A comprehensive reference on external contributing factors in psychopathology
Developmental Psychopathology is a four-volume compendium of the most complete and current research on every aspect of the field. Volume Three: Risk, Disorder, and Adaptation explores the everyday effects and behaviors of those with behavioral, mental, or neurological disorders, and the disorder's real-world impact on their well-being. Now in its third edition, this comprehensive reference has been fully updated to better reflect the current state of the field, and detail the latest findings in causation, intervention, contextual factors, and the risks associated with atypical development. Contributions from expert researchers and clinicians explore the effects of abuse and traumatic stress, memory development, emotion regulation, impulsivity, and more, with chapters specifically targeted toward autism, schizophrenia, narcissism, antisocial behavior, bipolar disorder, and borderline personality disorder.
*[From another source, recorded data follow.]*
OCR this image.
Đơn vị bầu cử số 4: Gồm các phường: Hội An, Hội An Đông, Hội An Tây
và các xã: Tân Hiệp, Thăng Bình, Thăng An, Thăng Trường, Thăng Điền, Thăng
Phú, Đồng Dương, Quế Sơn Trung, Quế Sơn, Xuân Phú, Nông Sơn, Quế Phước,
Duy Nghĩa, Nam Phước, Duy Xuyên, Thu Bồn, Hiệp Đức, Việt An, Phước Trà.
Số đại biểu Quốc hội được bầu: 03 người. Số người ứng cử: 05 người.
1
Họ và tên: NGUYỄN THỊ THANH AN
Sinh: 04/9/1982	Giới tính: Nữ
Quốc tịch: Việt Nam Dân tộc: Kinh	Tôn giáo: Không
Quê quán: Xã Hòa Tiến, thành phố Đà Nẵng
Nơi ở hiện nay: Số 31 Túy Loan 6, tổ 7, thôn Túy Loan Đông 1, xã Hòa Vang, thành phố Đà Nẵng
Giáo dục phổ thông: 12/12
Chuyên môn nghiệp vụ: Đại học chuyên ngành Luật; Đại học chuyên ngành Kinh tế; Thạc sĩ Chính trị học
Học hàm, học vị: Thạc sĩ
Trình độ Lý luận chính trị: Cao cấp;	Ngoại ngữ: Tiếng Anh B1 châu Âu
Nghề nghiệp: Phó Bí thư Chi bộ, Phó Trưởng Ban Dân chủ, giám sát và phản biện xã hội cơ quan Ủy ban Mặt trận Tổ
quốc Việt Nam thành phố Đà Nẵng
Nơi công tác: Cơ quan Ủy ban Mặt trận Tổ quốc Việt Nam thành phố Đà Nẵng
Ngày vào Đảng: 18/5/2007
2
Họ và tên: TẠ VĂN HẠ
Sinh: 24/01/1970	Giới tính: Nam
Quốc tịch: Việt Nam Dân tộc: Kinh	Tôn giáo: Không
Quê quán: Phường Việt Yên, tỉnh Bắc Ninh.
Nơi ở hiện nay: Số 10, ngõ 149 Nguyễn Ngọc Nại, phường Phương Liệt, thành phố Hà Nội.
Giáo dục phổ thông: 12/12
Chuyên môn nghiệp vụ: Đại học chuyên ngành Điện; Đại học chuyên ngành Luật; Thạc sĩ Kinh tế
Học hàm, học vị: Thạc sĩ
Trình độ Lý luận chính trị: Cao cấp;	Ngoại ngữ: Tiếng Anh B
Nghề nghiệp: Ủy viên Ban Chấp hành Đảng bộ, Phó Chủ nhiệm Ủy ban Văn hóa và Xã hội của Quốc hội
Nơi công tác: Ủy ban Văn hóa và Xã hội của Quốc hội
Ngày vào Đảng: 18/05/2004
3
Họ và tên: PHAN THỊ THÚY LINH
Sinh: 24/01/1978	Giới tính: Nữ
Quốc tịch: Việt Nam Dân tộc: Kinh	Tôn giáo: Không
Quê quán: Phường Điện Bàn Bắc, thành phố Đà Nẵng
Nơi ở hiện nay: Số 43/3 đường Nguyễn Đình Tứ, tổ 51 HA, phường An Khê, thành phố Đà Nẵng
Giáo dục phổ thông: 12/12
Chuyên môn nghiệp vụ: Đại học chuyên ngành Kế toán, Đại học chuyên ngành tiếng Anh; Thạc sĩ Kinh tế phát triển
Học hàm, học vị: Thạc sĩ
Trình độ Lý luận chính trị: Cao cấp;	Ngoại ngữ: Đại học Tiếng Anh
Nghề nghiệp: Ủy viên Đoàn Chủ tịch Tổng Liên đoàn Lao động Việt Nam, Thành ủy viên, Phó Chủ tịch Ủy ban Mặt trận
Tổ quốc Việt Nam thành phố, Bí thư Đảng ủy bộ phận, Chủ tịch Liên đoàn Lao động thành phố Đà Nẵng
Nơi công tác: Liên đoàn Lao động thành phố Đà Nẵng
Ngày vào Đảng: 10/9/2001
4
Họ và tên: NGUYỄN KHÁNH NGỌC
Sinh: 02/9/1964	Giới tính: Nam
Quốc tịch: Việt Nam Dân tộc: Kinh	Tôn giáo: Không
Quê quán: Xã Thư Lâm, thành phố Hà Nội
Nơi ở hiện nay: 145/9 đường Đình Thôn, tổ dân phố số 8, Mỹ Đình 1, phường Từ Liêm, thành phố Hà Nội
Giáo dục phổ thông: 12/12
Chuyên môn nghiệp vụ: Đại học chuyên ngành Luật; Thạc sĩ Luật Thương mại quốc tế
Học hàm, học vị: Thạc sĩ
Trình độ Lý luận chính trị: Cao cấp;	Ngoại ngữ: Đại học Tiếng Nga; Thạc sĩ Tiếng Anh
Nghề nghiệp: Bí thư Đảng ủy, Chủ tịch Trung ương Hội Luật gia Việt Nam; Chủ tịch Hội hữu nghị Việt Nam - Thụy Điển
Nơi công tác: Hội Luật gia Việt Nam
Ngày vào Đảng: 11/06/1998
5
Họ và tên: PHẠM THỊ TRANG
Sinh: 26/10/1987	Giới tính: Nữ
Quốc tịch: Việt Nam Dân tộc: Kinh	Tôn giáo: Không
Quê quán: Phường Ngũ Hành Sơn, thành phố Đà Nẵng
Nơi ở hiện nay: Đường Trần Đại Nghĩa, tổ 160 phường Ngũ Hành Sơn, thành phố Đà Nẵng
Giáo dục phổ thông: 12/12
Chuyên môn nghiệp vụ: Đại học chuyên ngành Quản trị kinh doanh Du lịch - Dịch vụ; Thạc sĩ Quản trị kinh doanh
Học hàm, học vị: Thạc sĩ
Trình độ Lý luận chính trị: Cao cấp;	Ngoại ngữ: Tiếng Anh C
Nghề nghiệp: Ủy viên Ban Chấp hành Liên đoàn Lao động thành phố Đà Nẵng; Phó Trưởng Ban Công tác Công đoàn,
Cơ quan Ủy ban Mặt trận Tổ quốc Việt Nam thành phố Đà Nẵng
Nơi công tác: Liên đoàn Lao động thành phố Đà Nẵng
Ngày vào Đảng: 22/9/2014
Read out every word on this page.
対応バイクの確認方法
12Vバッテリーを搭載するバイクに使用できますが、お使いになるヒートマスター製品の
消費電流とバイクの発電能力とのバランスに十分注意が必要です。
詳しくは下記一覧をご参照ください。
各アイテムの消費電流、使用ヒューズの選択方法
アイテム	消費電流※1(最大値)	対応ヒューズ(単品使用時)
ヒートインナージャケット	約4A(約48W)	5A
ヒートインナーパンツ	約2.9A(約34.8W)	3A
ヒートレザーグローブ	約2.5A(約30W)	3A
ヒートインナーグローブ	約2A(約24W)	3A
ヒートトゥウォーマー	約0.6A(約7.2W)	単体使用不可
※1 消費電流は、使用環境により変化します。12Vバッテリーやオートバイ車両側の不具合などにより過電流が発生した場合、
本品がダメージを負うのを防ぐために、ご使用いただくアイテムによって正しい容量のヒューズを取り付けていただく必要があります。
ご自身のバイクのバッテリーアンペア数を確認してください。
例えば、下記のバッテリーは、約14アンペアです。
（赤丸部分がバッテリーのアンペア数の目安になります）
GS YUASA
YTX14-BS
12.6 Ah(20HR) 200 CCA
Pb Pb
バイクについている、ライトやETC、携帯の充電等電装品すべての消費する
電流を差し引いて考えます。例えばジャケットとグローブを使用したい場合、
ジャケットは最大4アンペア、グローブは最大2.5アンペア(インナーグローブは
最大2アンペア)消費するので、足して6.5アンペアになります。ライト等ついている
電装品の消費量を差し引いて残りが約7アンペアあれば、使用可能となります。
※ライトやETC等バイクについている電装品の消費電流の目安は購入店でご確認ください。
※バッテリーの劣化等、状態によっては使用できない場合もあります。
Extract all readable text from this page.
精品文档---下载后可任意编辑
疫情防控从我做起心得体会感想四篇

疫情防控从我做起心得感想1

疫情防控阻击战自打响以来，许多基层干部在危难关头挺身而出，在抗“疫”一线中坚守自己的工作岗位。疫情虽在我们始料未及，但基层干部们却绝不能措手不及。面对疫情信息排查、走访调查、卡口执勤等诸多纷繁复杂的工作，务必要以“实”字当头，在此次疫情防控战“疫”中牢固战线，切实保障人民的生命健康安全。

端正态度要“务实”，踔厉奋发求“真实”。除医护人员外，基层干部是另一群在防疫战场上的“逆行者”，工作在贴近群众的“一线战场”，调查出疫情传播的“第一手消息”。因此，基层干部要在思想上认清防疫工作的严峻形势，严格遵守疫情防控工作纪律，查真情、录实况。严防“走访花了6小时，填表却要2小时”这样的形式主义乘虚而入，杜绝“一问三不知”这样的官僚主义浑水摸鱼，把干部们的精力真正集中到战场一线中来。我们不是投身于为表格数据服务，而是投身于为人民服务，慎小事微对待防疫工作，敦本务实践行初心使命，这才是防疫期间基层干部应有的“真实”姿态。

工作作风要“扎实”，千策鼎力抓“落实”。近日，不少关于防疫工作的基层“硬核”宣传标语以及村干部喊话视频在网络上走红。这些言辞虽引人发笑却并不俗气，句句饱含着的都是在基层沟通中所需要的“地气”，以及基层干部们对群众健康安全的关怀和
Advances in developmental psychopathology have burgeoned since the 2006 publication of the second edition, and keeping up on the latest findings in multiple avenues of investigation can be burdensome to the busy professional. This series solves the problem by collecting the information into one place, with a logical organization designed for easy reference.
• Learn how childhood experiences contribute to psychopathology
• Explore the relationship between atypical development and substance abuse
• Consider the impact or absence of other developmental traits
• Understand the full risk potential of any behavioral or mental disorder
The complexity of a field as diverse as developmental psychopathology deepens with each emerging theory, especially with consideration of the multiple external factors that have major effects on a person's mental and emotional development. Developmental Psychopathology Volume Three: Risk, Disorder, and Adaptation compiles the latest information into a cohesive, broad-reaching reference with the most recent findings.
About the Editor:
Dante Cicchetti, Ph.D., is McKnight Presidential Chair of Child Psychology in the Institute of Child Development and in the Department of Psychiatry, University of Minnesota. He also is Professor of Psychology at the University of Minnesota. From 1985 to 2005, he directed the Mt. Hope Family Center at the University of Rochester. His major research interests lie in the formulation of an integrative developmental theory that can account for both normal and abnormal forms of ontogenesis. His work has several foci: 1) developmental psychopathology; 2) the developmental consequences of child maltreatment; 3) neural plasticity and sensitive periods; 4) the impact of traumatic experiences upon brain development; 5) the biology and psychology of unipolar and bipolar depressive diseases; 6) the interrelationships among molecular genetic, neurobiological, socio-emotional, cognitive, linguistic and representational development in normal and pathological populations; and 7) the study of attachment relations and representational models of the self and its disorders across the life span. Cicchetti has published hundreds of articles, books, and journals that have had far-reaching impact on developmental theory as well as science, policy, and practice related to child maltreatment, depression, mental retardation, and numerous other domains of development.